American woman from New York City (born 1976)

Diane Passage is an American woman from New York City who has been described as a "socialite". Her former husband met her when she worked as an exotic dancer at Scores, one of the New York City strip clubs profiled in the movie Hustlers.

Passage was born in Detroit, and moved to New York when she was 17 years old. Exotic dancing was just one of her jobs. At the time she met her second husband Kenneth I. Starr, a Wall Street hedge fund manager, her day job was at an ad agency.
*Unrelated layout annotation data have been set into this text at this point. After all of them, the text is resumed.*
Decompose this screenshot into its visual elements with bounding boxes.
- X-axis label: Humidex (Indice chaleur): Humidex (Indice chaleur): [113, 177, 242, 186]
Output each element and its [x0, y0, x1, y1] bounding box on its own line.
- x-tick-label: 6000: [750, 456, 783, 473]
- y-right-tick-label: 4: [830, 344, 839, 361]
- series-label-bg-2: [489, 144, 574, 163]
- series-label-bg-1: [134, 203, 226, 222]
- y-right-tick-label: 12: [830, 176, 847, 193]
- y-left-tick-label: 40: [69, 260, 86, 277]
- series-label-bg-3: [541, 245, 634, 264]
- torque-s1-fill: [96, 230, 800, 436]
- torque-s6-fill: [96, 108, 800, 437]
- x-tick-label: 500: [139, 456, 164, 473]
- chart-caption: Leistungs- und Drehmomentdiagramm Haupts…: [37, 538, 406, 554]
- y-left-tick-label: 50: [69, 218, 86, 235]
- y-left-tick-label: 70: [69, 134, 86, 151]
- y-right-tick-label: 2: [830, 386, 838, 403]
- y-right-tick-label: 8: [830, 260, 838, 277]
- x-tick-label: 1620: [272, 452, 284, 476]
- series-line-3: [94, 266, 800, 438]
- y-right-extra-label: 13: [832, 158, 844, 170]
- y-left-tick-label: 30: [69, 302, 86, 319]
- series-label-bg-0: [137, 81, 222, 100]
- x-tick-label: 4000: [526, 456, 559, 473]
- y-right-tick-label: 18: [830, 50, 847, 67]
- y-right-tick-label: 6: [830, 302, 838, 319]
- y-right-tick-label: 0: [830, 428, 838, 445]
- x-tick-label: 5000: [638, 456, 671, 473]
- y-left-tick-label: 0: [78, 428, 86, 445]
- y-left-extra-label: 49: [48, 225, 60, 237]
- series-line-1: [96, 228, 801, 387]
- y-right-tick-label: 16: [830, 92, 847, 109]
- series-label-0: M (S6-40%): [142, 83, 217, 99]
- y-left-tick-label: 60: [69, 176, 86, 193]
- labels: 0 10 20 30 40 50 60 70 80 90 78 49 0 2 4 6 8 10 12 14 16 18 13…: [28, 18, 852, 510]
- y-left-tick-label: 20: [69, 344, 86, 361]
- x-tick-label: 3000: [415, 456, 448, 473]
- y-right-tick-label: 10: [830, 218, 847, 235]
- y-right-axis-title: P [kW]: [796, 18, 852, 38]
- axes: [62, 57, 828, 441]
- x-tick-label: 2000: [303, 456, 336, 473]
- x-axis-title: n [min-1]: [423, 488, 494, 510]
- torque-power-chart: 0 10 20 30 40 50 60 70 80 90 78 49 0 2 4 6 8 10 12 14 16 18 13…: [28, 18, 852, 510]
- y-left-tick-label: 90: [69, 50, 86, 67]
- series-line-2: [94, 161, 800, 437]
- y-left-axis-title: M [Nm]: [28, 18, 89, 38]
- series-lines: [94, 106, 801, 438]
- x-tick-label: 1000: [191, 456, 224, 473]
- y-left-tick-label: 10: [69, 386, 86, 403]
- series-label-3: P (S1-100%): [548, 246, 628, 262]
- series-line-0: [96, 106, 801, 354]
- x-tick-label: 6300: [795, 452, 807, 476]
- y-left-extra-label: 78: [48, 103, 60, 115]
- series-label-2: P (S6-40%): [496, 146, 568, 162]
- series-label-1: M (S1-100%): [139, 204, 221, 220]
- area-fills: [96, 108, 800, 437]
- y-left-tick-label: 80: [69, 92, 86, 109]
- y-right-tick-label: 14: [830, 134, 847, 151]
Passage quit dancing after marrying Starr, in 2007, and three years later Starr's investors learned he had been running a ponzi scheme.

When her judge pronounced her husband's guilty verdict she proclaimed that “He seemed to have lost his moral compass, partly as a result of infatuation with his young fourth wife.”

After she separated from Starr, Passage was cast in a reality TV show that would have been called Wall Street Wives. The series did not end up being produced.

After her husband's arrest she says she befriended her neighbor, Catherine Hopper, the fiancée of the son of another ponzi schemer, Bernie Madoff.

In 2011 Passage started writing a dating advice column that Gawker mocked for its cynicism.

Passage is a proponent of pole dancing. She has organized charity events focussed around pole dancing and worked to get it recognized as a sport, even suggesting it had a place at the Olympic Games.